Each data instance in the test data will comprise of the following fields: *language, token, begin, end, context*. Participant systems will provide the ‘complexity’ and ‘substitutions’ fields in the same format as the trial data.

**Evaluation**

For Lexical Complexity Prediction, we will evaluate using:

**Root Mean Squared Error** calculated between the system outputs for lexical complexity and the values returned by the annotators. See Shardlow et. al (2021) for details.

For Lexical Simplification We will use two metrics defined in Saggion et al. (2022) as follows:

**MAP@K** uses a ranked list of system-generated substitutes against the set of gold-standard substitutes. MAP@k takes into account the position of the relevant substitutes among the first k generated candidates.

**Accuracy@k@top1**, which is the percentage of instances where at least one of the k top ranked substitutes matches the most frequently suggested synonym in the gold data.

We will also provide **Human End-to-End Evaluation** for:

**Simplicity**,

**Fluency** and

**Meaning Preservation**.

Human evaluation will take place for the top 5 ranking systems according to the automated metrics. Availability of human evaluation will depend on the recruitment of evaluators from the task participants.

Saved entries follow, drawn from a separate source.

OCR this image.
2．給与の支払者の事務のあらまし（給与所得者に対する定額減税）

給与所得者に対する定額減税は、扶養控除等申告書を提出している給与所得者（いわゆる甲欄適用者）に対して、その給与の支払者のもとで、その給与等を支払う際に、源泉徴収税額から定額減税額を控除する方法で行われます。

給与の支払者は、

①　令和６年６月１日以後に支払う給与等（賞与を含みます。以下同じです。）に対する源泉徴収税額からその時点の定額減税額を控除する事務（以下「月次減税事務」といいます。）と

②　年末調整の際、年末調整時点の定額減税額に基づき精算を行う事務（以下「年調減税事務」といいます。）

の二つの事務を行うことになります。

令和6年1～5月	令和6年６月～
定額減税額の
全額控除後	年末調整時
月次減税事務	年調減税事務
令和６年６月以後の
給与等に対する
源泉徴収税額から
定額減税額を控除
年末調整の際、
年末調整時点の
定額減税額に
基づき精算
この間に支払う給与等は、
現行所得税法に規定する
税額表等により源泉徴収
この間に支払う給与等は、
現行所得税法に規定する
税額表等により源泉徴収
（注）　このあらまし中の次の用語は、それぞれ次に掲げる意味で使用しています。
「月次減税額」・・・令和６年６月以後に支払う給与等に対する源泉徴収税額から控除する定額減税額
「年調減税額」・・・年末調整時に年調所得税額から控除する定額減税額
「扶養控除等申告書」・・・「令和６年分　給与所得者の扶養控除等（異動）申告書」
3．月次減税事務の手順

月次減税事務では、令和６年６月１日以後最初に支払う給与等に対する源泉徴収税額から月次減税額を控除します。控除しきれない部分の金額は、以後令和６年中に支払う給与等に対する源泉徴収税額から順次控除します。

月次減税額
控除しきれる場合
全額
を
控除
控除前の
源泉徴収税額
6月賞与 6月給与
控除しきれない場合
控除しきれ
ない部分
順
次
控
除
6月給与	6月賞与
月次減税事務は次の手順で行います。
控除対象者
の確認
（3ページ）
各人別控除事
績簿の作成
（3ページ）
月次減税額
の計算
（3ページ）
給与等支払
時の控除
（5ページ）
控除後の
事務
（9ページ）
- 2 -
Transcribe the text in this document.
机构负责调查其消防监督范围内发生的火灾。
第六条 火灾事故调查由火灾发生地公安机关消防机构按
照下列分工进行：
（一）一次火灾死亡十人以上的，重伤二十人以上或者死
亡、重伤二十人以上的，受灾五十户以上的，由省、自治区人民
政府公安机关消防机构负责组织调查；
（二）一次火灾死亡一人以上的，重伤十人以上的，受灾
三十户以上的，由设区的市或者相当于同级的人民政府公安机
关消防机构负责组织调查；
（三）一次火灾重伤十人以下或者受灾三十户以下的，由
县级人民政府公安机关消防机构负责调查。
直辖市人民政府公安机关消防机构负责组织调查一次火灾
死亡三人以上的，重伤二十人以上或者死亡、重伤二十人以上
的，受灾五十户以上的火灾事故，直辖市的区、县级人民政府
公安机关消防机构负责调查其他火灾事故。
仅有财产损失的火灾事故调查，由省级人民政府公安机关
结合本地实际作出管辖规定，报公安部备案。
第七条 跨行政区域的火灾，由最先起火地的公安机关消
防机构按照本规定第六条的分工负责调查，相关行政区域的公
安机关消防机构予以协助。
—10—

**Participant Registration**

Interested parties can register prior to the Trial Data Release via our [participant registration Google Form](https://sites.google.com/d/151nOTm4Lwla2MXolnTgNSk6hNQoCaruX/p/1BWd0x4Q2v8nBJZSslymvPUd2vkzpwCWO/edit)

Further information will be released through [the MLSP shared task website](https://sites.google.com/view/mlsp-sharedtask-2024/home)

**Timeline**

| Fri Feb 16 , 2024 | Trial Data Release |
| --- | --- |
| Fri Mar 15 , 2024 | Test Data Release |
| Mon Mar 25, 2024 | Final Submissions |
| Fri Apr 12, 2024 | System Papers Due |
| Fri Jun 21 2024 | BEA Workshop |

**Organisers**

| Matthew Shardlow | Manchester Metropolitan University |
| --- | --- |
| Marcos Zampieri | George Mason University |
| Kai North | George Mason University |
| Fernando Alva-Manchego | Cardiff University |
| Thomas François | UCLouvain |
| Remi Cardon | UCLouvain |
| Nishat Raihan | George Mason University |
| Tharindu Ranasinghe | Aston University |
| Joseph Imperial | University of Bath |
| Riza Batista-Navarro | University of Manchester |
| Adam Nohejl | NAIST |
| Yusuke Ide | NAIST |
| Akio Hayakawa | Universitat Pompeu Fabra |
| Laura Occhipinti | University of Bologna |
| Horacio Saggion | Universitat Pompeu Fabra |

**References**

Saggion, H., Štajner, S., Ferrés, D., Sheang, K.C., Shardlow, M., North, K. and Zampieri, M., 2022, December. Findings of the TSAR-2022 Shared Task on Multilingual Lexical Simplification. In *Proceedings of the Workshop on Text Simplification, Accessibility, and Readability (TSAR-2022)* (pp. 271-283).

Shardlow, M., Evans, R., Paetzold, G. and Zampieri, M., 2021, August. SemEval-2021 Task 1: Lexical Complexity Prediction. In *Proceedings of the 15th International Workshop on Semantic Evaluation (SemEval-2021)* (pp. 1-16).